Burning
nytheatre.com review by Stephen Cedars
November 10, 2011
Burning, the off-Broadway debut of Guggenheim Award winner Thomas Bradshaw, is a refreshingly mammoth piece of work. Unavoidably if not intentionally echoing Kushner's expansive plays, Burning tells several stories that progressively overlap in both theme and plot. One of these is set in the mid-'80s, and follows a disturbed, orphaned 14-year old, Chris, as he relocates to NYC and is taken in by a gay couple immersed in the theatre world that Chris desperately wants to join. The other two stories are set in the present day: one follows a black painter, Peter, who hides his race in order to secure a prestigious art opening in Berlin; and the other follows a pair of Neo-Nazi siblings in Berlin who hope to carry on Hitler's good work.
But this summary is only meant to identify the protagonists; the world of each story is large, and boasts several threads that are often as fascinating as the primary action. The cast of thirteen (with only one actor cast in more than one role!) is well-used throughout the play to create a panorama rather than a supporting troupe. To put it simply, it's a big play, in terms of characterization, ambition, philosophies and conflicts.
Which isn't to say that the play necessarily works. It's compelling storytelling, especially in the first half, with a proficient mixture of cinematic structure—short scenes that often last only as long as their story purposes—and theatrical conception. But what is most likely to distinguish the play is not its narrative but rather Bradshaw's ballsy extremism. A surplus of nudity, enough prolonged sex scenes to count on two hands, a heavy dose of incest and molestation, all enacted by characters whose loneliness is matched by selfishness. It confronts a myriad of themes— homosexuality, race, the pettiness of the art and theatre worlds—with an approach more grounded in transgression than subtle exploration.

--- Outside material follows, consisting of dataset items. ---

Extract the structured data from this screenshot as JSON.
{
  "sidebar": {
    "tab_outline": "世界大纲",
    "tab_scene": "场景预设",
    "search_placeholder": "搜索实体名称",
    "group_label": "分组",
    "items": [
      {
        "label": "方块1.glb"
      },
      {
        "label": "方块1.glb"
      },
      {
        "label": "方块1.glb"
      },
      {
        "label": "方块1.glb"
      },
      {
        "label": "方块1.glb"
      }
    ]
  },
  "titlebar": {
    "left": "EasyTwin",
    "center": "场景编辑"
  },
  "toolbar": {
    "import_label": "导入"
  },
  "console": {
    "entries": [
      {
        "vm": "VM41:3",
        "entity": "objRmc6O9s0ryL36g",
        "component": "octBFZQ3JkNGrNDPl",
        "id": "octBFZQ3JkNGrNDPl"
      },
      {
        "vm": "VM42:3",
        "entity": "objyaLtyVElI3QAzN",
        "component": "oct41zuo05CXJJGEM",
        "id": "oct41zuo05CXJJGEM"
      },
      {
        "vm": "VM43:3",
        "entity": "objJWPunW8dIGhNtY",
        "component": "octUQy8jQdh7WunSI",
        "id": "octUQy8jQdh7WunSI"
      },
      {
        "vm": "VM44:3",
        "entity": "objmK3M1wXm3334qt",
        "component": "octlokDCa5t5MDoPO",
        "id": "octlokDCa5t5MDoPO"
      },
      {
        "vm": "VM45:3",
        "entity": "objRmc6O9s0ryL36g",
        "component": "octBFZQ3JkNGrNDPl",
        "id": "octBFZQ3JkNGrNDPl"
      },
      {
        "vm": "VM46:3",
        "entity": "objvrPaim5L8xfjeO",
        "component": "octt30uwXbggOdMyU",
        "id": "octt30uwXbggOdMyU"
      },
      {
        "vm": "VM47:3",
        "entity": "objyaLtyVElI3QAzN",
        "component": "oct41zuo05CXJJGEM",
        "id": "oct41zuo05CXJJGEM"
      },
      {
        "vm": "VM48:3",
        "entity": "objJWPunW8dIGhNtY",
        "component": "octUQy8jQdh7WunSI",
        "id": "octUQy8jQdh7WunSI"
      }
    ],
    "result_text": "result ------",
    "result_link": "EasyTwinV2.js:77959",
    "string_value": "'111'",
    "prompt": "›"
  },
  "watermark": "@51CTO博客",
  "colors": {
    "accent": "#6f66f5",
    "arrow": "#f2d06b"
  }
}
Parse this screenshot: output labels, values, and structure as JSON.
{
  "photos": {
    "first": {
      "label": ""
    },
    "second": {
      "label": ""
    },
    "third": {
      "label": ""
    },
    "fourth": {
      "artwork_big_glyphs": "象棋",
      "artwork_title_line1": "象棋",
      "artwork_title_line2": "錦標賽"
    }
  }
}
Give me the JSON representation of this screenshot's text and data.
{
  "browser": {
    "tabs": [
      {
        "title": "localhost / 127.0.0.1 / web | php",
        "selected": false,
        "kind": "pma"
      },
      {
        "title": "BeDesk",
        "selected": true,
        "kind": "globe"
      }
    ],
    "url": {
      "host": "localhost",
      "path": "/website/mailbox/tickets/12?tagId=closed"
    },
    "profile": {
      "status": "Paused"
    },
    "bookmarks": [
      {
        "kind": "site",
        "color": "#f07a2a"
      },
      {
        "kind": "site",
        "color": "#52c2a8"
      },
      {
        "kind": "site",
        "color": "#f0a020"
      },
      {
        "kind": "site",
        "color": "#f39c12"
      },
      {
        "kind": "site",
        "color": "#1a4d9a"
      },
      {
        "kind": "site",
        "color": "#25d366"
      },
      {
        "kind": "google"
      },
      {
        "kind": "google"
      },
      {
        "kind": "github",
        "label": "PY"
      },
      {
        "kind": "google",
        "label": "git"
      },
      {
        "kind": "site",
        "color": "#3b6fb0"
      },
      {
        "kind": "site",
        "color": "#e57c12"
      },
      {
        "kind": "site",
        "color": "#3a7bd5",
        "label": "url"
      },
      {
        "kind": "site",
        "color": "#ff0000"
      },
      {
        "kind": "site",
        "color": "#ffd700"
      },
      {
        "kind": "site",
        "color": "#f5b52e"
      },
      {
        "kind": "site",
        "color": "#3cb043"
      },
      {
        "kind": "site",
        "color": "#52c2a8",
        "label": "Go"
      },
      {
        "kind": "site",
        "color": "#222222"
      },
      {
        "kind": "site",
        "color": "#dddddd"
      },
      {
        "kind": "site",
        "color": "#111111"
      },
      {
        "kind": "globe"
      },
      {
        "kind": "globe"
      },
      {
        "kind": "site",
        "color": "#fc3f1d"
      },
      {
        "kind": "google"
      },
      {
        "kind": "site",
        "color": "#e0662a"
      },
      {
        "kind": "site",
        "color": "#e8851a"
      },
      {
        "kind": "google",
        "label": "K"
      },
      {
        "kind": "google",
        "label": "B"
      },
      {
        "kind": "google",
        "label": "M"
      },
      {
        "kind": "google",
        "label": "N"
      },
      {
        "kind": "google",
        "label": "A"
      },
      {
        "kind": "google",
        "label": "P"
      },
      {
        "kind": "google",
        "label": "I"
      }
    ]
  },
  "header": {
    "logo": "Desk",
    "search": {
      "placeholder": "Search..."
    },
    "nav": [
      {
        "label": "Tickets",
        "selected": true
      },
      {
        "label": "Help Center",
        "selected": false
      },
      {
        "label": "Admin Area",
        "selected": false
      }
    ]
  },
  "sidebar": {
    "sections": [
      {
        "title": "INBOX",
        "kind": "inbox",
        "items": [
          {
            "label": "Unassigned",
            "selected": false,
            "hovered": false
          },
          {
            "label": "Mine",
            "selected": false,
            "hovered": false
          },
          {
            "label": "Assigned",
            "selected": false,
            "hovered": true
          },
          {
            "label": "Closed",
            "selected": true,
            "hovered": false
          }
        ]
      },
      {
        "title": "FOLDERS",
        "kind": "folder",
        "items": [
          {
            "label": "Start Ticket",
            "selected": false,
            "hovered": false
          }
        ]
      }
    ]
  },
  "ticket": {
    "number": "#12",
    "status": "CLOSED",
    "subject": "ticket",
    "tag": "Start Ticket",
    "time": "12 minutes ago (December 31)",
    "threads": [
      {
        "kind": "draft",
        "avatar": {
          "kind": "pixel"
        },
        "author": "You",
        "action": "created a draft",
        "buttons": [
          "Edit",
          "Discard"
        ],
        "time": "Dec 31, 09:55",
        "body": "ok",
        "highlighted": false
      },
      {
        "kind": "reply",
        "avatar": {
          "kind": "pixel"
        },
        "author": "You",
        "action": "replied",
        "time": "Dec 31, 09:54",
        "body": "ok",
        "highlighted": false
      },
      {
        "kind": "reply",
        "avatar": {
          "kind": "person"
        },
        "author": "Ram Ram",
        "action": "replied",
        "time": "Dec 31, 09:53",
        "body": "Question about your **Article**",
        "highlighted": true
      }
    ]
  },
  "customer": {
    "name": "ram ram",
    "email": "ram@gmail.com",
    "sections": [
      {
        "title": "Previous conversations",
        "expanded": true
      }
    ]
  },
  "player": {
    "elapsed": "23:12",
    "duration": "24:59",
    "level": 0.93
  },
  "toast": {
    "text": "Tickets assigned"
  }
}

And yet despite the wonderful provocation, the play never quite manages to feel truly transgressive, mainly because the characterization is uniformly broad. This is especially true of the actors whose work I found most impressive and enjoyable (Andrew Garman as the petty but successful actor Jack, and Vladimir Versailles as the distraught, confused Franklin are two examples), but the broadness is consistent less in performance than through the writing. Characters who rarely transcend their eccentricities make for a raucous show at times—and where else but the big city will a packed house laugh together at the awkwardness of a grown man bedding an over-experienced 14-year old?—but they also limit the effect of the emotional heft the play attempts to engender in its second half. That is, the set-ups are so broadly comical that the pay-offs, though well-written, can't really land with enough force to suggest the profundity that one feels the play wants to reach.
I hesitate to criticize the play as being too unwieldy, for not coming together—it doesn't really, but I'd argue that a spiraling lack of cohesion can also make for the most fascinating work, from Strindberg to Genet. Like the work of those two writers, Burning is connected primarily by its writer's perspective, which to me reads as a world comprised of self-obsessed lonely people pushing themselves into extreme territory (usually sexual) to forge connections that they only intuitively recognize that they are burning to make. It's a poignant conception, but one I can only recognize in interpretation since I didn't experience any of such poignancy through the work—it is a fascinating work that never quite fascinated me. But as this play might counter, experience is nothing but subjective, and so perhaps you ought take my ambivalence as great impetus to explore for yourself the original voice of an American dramatist who, it seems, has a ton of thoughts he'd like to share and shock you with.